The Morrie’s deal, subject to approval by automakers, is expected to close late this year or early in 2016. Earthy said he looks forward to meeting with manufacturers during the approval stage to explain Fremont’s approach to business. Fremont studied the industry for a couple of years before it made the deal with Wagener, he said.

“We intend to be in the industry for a long time,” Earthy said. “We are not running the business day to day. We’re going to help. We’re active investors. We’re going to bring additional resources, and we want to work with the manufacturers. We really, really do.”

The Morrie’s purchase could be a springboard for more expansion.

While Fremont hasn’t earmarked any specific investment amount for auto retail, it is open to purchasing more dealerships, Earthy said. That could include buying dealerships in the upper Midwest, as single stores or groups, and adding them to Morrie’s.

Schmidt said: “We want to be very strategic.” Morrie’s biggest sales volume comes from its two Ford stores. Therefore, a Chevrolet store is a “natural target” for acquisition since that brand is a conquest rival to Ford, he said.

“We’d want to add brands that our customers are defecting to.” Likewise, Morrie’s would like to add more luxury brands to its mix, he said. It currently sells Cadillac, Lincoln, Aston Martin, Maserati and Bentley, plus nonluxury brands Hyundai, Mazda, Nissan, Subaru and, of course, Ford.

Fremont also would entertain buying a larger group that can serve as a platform in another region of the country. It wants to keep day-to-day managers and is open to dealers who want to sell down their ownership interest over a long period of time, Earthy said.

More coming

Family offices are not unheard of in automotive retail. The most prominent example is also in the Minneapolis-St. Paul metro area: the Pohlad family, which made its fortune in banking and beverages and owns the Minnesota Twins baseball team. It began buying dealerships in 2008. The family’s Carousel Motor Group now operates 11 car dealerships. The family office of Microsoft founder Bill Gates also holds a significant stake in AutoNation Inc., the country’s largest new-car retailer.

Other family offices have been sniffing around the dealership acquisition market for a while.
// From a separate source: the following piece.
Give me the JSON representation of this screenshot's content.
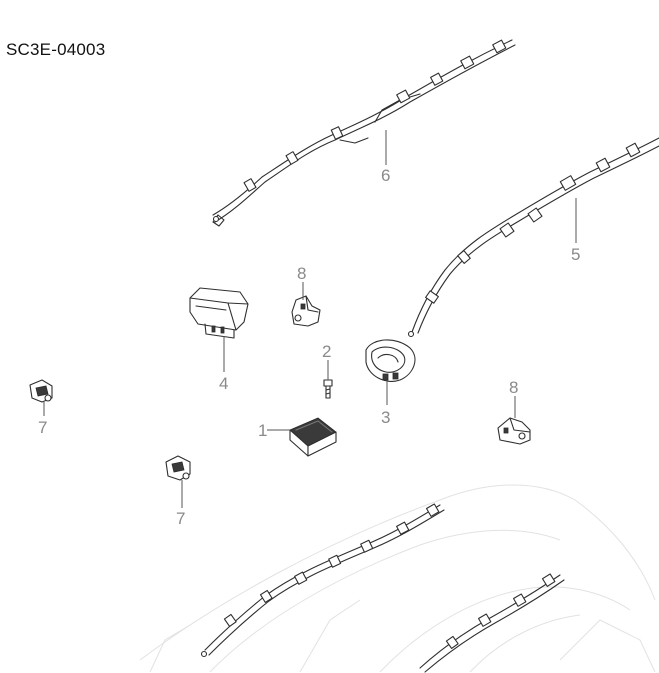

Billionaire George Soros sent representatives from his family office to meet with dealers at the NADA convention this year. They told individuals who attended a private dinner hosted by buy-sell advisory firm Bel Air Partners, of Hopewell, N.J., that they were ready to invest up to $1 billion in dealerships.

Sheldon Sandler, a Bel Air managing partner, said there will be an uptick of nontraditional investors buying into car dealerships, but it will be minimal.

“It’s not a trend or phenomenon. But is it an element of what’s going on? Yes, but only a piece of it,” he said. “It won’t be a dominant force.”

Haig said: “While I don’t see a flood of family offices rushing into our industry, this is an exciting precedent that shows that it’s possible for thoughtful and well-capitalized outsiders to partner with successful management teams to buy big groups.

“I suspect some other people are pretty far up the road and we’ll see some other announcements in the next six months or so.”